Expand description

Reference cycle garbage collection inspired by cpython.

The type Cc<T> provides shared ownership of a value of type T, similar to std::rc::Rc<T>. Unlike Rc<T>, collect_thread_cycles can be used to drop unreachable values that form circular references.

Examples

Cloning references

Similar to Rc<T>, use clone() to get cloned references.

use jrsonnet_gcmodule::Cc;
let foo = Cc::new(vec![1, 2, 3]);
let foo_cloned = foo.clone();

// foo and foo_cloned both point to the same `vec![1, 2, 3]`.
assert!(std::ptr::eq(&foo[0], &foo_cloned[0]));

Collecting cycles

Use collect_thread_cycles() to collect thread-local garbage.

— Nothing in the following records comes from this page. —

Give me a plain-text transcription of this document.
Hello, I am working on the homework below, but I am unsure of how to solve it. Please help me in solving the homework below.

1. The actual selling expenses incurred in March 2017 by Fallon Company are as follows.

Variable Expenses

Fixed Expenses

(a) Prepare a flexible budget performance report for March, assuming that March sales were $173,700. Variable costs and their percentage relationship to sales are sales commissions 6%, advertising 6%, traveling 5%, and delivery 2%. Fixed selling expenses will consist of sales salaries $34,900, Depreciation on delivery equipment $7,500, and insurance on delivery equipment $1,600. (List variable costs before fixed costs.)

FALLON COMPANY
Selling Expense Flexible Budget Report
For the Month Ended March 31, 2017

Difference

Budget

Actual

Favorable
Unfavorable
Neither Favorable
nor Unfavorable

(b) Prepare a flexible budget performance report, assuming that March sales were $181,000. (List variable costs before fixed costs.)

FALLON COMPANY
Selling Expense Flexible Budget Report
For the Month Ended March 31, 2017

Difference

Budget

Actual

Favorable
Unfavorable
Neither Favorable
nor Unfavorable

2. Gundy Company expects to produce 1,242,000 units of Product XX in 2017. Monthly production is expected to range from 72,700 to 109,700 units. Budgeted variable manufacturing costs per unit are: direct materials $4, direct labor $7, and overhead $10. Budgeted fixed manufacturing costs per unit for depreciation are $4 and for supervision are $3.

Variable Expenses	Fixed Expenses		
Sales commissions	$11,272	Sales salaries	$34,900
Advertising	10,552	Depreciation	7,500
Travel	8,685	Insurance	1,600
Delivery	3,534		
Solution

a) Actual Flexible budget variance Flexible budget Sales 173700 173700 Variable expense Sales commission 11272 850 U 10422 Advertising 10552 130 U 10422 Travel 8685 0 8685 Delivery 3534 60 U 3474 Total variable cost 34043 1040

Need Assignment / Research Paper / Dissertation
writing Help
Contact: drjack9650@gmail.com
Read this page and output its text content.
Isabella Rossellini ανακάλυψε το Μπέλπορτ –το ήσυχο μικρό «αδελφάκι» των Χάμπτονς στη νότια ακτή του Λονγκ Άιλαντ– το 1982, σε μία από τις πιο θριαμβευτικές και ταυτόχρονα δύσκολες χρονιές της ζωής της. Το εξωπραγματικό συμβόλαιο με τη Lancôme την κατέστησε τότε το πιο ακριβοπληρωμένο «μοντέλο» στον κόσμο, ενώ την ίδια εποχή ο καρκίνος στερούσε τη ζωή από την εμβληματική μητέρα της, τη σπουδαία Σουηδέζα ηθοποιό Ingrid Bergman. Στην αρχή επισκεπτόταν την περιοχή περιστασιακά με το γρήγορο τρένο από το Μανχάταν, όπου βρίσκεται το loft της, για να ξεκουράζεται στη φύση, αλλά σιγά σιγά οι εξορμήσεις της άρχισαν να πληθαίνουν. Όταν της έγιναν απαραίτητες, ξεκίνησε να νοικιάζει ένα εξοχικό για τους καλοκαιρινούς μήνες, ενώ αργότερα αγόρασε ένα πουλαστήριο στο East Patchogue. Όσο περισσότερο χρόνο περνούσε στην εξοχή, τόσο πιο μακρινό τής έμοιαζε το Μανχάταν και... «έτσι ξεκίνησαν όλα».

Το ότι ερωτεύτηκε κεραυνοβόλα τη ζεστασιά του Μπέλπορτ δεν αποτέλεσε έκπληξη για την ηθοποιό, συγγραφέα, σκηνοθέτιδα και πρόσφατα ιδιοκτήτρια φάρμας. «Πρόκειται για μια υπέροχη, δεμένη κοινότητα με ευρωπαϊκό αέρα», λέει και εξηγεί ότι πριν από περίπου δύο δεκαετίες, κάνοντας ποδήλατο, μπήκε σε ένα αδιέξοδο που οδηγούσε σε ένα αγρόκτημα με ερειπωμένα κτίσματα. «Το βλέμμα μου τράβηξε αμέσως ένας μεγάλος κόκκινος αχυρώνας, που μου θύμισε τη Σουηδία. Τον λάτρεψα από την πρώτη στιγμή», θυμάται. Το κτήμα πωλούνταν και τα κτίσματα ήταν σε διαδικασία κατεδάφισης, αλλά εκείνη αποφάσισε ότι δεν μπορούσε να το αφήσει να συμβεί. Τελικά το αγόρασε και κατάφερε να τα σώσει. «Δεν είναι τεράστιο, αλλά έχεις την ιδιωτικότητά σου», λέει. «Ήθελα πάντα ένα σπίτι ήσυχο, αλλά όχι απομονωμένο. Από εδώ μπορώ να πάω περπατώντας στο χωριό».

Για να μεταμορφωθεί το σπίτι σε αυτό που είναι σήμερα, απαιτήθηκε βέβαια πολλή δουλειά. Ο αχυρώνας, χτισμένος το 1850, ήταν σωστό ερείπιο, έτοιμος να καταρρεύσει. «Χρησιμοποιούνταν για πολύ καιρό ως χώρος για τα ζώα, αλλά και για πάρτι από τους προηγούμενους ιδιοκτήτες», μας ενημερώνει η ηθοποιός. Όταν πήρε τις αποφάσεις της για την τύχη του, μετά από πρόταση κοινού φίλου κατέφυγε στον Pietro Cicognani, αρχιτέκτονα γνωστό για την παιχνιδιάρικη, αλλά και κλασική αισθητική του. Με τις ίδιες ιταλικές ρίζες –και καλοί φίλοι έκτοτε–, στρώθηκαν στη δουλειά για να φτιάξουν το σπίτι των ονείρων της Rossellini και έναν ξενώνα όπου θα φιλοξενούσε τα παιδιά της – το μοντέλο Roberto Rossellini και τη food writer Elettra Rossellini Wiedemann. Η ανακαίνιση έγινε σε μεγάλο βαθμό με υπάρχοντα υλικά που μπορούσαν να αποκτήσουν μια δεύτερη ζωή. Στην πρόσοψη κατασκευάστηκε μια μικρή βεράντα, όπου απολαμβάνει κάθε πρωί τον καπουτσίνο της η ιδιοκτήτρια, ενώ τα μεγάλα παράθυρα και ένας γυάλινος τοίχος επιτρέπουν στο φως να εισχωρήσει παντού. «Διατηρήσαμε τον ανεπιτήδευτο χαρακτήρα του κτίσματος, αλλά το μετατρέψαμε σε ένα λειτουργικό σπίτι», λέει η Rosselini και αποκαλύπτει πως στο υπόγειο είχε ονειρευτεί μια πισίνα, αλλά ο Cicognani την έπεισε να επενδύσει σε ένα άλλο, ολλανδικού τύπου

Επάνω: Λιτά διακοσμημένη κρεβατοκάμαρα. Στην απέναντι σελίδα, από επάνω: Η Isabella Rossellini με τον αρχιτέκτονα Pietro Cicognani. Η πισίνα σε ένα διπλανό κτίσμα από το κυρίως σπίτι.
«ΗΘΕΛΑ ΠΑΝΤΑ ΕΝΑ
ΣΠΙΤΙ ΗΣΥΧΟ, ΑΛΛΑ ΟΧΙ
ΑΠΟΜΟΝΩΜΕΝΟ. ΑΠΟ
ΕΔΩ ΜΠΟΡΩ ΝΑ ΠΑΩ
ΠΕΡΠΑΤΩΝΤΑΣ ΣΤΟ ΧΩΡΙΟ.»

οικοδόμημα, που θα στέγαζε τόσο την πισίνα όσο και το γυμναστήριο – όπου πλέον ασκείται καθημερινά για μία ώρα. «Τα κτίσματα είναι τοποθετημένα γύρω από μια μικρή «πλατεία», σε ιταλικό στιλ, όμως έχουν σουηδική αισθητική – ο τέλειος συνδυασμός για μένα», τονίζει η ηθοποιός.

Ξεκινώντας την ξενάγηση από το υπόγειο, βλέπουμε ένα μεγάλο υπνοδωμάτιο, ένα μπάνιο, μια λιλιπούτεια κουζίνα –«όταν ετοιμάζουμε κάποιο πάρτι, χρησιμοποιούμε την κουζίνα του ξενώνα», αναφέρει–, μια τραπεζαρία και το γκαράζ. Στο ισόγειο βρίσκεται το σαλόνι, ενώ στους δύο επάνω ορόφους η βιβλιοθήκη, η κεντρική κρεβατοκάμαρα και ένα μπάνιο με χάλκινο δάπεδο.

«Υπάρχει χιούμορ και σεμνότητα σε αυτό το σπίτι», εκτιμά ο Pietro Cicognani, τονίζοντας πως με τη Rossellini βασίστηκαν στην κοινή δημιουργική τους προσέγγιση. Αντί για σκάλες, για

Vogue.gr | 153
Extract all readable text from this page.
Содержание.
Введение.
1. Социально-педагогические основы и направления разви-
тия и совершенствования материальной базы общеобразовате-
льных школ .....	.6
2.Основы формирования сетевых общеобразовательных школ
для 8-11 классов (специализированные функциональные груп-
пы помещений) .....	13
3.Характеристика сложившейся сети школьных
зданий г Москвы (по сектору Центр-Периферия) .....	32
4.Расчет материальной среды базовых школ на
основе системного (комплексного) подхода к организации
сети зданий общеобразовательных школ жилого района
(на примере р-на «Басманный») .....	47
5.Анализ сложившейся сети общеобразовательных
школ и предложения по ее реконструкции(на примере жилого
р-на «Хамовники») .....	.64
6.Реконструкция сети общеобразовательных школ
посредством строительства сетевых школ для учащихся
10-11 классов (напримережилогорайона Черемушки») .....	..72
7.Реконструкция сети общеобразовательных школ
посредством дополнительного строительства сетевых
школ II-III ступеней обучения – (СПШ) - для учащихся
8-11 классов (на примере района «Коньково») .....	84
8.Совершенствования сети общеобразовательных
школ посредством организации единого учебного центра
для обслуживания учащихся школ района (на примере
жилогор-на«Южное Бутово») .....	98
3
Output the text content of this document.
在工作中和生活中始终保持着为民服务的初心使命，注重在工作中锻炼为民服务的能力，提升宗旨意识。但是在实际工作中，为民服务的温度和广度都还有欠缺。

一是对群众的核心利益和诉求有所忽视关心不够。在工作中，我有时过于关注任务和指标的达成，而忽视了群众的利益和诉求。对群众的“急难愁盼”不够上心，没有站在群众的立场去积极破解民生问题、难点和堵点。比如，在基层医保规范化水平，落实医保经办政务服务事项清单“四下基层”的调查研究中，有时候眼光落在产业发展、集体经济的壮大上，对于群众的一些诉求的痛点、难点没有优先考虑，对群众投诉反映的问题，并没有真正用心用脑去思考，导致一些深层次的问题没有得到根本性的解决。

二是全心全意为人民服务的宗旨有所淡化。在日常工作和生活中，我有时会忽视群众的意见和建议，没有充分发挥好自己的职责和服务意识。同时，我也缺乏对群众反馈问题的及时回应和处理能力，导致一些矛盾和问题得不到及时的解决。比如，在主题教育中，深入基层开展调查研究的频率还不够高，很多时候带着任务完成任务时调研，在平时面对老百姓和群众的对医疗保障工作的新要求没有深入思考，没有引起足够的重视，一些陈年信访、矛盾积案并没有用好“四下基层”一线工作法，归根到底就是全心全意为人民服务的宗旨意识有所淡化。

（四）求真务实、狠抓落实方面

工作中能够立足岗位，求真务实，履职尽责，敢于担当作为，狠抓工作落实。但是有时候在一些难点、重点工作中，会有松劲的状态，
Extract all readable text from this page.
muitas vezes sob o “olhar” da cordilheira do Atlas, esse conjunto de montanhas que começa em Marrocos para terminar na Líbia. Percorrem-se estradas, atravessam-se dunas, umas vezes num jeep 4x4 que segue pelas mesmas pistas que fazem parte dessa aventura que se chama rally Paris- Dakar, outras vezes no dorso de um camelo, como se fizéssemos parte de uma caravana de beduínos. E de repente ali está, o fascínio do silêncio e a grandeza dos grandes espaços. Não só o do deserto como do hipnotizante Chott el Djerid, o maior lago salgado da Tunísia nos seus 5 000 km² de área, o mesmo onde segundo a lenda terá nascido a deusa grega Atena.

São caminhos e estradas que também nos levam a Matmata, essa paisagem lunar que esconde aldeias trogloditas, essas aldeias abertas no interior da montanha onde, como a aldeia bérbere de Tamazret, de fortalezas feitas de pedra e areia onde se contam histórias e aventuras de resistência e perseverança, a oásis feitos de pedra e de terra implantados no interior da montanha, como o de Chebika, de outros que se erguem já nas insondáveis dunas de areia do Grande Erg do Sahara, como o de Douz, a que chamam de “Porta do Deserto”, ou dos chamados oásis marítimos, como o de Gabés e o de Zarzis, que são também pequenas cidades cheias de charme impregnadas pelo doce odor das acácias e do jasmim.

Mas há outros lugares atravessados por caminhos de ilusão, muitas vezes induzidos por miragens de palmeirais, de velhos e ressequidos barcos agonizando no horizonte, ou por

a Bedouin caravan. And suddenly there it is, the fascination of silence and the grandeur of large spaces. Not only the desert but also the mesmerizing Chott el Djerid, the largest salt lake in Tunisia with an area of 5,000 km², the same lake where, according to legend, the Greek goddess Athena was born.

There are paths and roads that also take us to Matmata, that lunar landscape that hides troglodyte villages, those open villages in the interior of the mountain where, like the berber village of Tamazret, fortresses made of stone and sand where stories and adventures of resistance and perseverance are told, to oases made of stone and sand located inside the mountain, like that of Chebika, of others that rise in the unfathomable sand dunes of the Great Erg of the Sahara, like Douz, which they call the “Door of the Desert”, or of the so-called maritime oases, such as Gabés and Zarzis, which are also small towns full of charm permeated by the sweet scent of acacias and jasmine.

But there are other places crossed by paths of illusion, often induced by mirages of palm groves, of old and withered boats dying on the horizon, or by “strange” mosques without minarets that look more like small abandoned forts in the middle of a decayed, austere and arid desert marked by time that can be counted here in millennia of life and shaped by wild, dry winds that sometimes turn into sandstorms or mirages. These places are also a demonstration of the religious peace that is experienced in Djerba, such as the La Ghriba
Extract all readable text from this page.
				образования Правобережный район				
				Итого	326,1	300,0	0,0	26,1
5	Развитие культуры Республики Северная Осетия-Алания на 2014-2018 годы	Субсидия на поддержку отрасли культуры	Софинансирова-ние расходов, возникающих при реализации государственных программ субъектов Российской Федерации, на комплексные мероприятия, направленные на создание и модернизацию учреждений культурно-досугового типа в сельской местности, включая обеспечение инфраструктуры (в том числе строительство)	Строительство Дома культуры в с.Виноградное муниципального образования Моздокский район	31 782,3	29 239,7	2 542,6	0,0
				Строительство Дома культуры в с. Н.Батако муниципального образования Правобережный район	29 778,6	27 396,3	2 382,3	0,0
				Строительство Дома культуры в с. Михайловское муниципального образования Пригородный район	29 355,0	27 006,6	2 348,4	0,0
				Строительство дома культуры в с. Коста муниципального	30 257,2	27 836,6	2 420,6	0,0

Use count_thread_tracked() to count how many objects are tracked by the collector.

use jrsonnet_gcmodule::{Cc, Trace};
use std::cell::RefCell;
{
    type List = Cc<RefCell<Vec<Box<dyn Trace>>>>;
    let a: List = Default::default();
    let b: List = Default::default();
    a.borrow_mut().push(Box::new(b.clone()));
    b.borrow_mut().push(Box::new(a.clone()));
}

// a and b form circular references. The objects they point to are not
// dropped automatically, despite both variables run out of scope.

assert_eq!(jrsonnet_gcmodule::count_thread_tracked(), 2);   // 2 values are tracked.
assert_eq!(jrsonnet_gcmodule::collect_thread_cycles(), 2);  // This will drop a and b.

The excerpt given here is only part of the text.